Situated in the town of Kaiserlautern, in the south-west of the country, the new engine facility will build both 120PS and 150PS versions of the 1.9-litre common-rail diesel engine, previously made at the Italian Pratola Serra plant. The factory will also build a 100PS version of the engine, offered in continental Europe only.
The high-performance fuel-efficient engine, which is Euro IV compliant when equipped with a diesel particulate filter, is available in a host of Vauxhall cars including New Zafira, New Astra, Astra Sport Hatch, Vectra and Signum, as well as the Saab 9-3 TiD.
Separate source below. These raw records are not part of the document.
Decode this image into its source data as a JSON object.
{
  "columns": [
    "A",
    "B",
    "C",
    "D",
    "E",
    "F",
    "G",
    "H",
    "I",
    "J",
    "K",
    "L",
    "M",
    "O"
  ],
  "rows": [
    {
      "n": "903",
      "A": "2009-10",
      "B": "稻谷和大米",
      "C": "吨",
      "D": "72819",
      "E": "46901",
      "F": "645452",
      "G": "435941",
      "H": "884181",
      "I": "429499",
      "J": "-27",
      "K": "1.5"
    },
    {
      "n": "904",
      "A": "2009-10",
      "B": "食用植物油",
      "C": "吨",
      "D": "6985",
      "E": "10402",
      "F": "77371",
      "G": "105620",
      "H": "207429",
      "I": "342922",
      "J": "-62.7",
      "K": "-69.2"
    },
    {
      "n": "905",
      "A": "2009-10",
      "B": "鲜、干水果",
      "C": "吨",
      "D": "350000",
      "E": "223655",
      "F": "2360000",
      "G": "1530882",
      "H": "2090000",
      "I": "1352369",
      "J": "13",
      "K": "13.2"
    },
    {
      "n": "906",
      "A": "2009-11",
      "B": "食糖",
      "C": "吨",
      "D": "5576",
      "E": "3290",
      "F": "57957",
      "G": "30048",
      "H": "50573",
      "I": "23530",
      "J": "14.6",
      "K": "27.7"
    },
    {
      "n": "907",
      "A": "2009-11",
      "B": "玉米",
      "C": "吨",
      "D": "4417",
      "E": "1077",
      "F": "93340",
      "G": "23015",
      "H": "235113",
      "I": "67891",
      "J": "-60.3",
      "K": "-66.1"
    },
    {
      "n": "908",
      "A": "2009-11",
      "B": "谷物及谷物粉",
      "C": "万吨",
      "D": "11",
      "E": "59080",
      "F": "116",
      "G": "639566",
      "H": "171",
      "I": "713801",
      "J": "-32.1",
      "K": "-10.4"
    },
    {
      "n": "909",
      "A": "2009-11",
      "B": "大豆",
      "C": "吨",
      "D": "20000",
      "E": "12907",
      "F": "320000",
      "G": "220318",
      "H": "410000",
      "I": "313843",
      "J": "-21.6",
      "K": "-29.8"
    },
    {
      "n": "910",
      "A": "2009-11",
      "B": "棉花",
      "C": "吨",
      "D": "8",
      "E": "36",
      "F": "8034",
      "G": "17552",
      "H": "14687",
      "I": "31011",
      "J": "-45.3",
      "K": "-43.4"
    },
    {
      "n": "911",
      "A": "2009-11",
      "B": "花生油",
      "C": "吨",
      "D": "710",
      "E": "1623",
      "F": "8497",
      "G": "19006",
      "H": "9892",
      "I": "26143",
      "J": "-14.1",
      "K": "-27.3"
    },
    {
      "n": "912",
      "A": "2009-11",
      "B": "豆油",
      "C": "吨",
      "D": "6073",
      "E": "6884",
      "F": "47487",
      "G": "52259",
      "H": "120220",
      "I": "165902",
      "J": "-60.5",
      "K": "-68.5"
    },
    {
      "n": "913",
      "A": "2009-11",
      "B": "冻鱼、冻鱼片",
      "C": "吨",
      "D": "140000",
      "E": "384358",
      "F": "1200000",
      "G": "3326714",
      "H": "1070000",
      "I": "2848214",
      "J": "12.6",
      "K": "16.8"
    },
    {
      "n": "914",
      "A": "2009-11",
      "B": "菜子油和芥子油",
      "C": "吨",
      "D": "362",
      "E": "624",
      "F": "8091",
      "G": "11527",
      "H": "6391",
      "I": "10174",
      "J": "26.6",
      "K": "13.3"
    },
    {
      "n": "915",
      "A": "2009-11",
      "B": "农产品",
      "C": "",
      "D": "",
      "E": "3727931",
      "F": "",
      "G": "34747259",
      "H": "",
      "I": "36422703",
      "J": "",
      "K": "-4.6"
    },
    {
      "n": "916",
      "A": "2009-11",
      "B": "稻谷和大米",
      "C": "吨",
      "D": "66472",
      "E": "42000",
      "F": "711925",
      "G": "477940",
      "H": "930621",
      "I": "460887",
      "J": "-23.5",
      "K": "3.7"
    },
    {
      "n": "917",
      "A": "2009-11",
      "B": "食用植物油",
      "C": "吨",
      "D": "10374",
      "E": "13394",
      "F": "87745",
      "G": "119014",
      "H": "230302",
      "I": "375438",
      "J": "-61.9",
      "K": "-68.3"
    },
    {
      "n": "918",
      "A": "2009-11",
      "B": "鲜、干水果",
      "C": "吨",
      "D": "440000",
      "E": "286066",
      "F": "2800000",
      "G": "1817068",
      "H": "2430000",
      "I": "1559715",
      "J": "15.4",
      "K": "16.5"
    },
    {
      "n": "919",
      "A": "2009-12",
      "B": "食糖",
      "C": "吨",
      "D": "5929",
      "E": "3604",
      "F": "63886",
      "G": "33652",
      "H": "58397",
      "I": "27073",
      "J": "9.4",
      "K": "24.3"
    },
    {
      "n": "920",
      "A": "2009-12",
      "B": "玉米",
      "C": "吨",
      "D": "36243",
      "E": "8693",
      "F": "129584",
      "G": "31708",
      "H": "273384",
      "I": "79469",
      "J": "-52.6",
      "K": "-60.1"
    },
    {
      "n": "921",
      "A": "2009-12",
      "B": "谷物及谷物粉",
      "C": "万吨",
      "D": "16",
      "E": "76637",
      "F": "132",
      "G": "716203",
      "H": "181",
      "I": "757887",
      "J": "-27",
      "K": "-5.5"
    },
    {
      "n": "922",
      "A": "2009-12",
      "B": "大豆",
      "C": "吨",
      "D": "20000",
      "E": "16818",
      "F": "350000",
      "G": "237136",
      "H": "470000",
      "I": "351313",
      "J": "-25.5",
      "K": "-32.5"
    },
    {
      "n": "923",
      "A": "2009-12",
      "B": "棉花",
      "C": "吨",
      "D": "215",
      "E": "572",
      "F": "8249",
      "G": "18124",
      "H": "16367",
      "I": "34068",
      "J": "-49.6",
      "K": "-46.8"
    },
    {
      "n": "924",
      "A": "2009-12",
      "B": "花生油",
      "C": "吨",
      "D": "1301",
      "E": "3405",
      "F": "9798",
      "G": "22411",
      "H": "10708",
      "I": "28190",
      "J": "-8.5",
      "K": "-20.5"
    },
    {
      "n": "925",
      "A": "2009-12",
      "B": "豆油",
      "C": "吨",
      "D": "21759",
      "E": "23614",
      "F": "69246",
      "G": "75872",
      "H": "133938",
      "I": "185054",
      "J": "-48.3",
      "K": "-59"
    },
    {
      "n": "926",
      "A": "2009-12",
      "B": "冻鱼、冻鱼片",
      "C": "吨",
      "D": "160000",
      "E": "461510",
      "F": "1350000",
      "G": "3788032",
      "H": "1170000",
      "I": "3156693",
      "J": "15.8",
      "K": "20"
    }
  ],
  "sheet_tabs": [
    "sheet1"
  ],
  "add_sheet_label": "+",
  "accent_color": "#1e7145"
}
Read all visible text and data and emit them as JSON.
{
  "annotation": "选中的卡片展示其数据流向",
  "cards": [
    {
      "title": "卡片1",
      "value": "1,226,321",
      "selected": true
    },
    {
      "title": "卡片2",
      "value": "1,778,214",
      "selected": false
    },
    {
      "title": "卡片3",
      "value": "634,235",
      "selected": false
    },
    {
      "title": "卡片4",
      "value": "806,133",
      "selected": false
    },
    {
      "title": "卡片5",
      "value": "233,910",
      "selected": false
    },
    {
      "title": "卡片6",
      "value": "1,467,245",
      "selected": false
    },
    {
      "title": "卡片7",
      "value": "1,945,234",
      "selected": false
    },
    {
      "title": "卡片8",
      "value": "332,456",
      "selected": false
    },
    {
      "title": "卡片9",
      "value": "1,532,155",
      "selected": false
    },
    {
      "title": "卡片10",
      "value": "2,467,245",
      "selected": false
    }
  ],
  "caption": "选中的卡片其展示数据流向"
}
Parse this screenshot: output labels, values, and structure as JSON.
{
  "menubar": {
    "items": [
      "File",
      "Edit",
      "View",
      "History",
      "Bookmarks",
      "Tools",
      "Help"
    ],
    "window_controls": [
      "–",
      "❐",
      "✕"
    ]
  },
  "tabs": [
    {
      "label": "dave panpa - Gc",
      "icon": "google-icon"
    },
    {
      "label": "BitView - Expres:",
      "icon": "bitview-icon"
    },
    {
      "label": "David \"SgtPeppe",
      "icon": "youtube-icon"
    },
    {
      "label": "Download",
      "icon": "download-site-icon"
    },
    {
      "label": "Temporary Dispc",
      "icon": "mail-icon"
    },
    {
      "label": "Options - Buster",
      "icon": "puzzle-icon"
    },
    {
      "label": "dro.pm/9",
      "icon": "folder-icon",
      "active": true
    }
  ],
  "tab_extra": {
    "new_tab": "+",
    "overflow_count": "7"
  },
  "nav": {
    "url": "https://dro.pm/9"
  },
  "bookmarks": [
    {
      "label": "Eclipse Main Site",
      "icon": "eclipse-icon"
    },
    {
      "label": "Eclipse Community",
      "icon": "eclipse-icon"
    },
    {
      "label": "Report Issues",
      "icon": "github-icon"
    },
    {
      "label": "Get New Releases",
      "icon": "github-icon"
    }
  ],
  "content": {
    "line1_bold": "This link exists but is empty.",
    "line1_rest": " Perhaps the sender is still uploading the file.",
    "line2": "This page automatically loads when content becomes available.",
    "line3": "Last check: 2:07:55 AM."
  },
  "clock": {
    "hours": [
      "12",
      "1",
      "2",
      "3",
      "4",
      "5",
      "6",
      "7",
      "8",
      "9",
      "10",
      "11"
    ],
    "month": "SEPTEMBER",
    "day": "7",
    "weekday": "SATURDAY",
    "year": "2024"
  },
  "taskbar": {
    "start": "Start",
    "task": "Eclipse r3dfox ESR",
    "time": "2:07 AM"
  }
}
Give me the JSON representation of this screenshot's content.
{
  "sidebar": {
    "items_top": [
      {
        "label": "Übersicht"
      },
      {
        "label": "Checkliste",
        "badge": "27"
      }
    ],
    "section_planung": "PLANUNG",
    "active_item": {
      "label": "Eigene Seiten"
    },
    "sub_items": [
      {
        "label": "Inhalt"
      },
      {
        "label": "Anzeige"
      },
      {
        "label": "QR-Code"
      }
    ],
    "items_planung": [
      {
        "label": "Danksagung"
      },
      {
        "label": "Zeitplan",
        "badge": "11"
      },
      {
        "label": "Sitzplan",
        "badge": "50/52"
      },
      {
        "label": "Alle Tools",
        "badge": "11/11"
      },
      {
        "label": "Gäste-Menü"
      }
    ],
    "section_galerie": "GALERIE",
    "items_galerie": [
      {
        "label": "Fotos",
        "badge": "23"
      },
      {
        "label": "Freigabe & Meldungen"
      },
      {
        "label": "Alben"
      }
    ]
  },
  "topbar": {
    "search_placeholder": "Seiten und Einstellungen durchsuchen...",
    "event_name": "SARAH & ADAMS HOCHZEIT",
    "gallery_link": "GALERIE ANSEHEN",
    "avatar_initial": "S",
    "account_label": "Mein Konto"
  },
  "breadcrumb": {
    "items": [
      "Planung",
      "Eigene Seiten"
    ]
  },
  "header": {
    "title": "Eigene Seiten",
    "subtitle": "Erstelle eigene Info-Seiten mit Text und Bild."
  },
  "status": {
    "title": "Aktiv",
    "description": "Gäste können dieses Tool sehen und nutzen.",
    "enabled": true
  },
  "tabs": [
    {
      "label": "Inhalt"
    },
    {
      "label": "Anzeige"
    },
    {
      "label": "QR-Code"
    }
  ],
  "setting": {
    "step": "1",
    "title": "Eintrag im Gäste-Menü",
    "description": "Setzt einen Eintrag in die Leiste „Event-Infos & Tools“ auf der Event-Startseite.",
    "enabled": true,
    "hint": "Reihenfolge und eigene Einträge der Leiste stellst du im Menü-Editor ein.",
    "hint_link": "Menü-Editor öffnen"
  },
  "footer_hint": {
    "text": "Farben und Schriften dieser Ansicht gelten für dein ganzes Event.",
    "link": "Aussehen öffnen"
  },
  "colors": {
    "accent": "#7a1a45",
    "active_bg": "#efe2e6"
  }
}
In order to satisfy growing demand for GM’s immensely popular oil-burner, the plant will operate for six days a week, running three eight hour shifts over each 24hr period. 100,000 powerplants are expected to roll out of the factory in 2005, with a target of 180,000 in its first full year of operation in 2006.
An intensive pilot production scheme has already begun. "We have prepared for production from the start, and want to make sure that the plant delivers top quality from day one," said Plant Manager August Trenkle.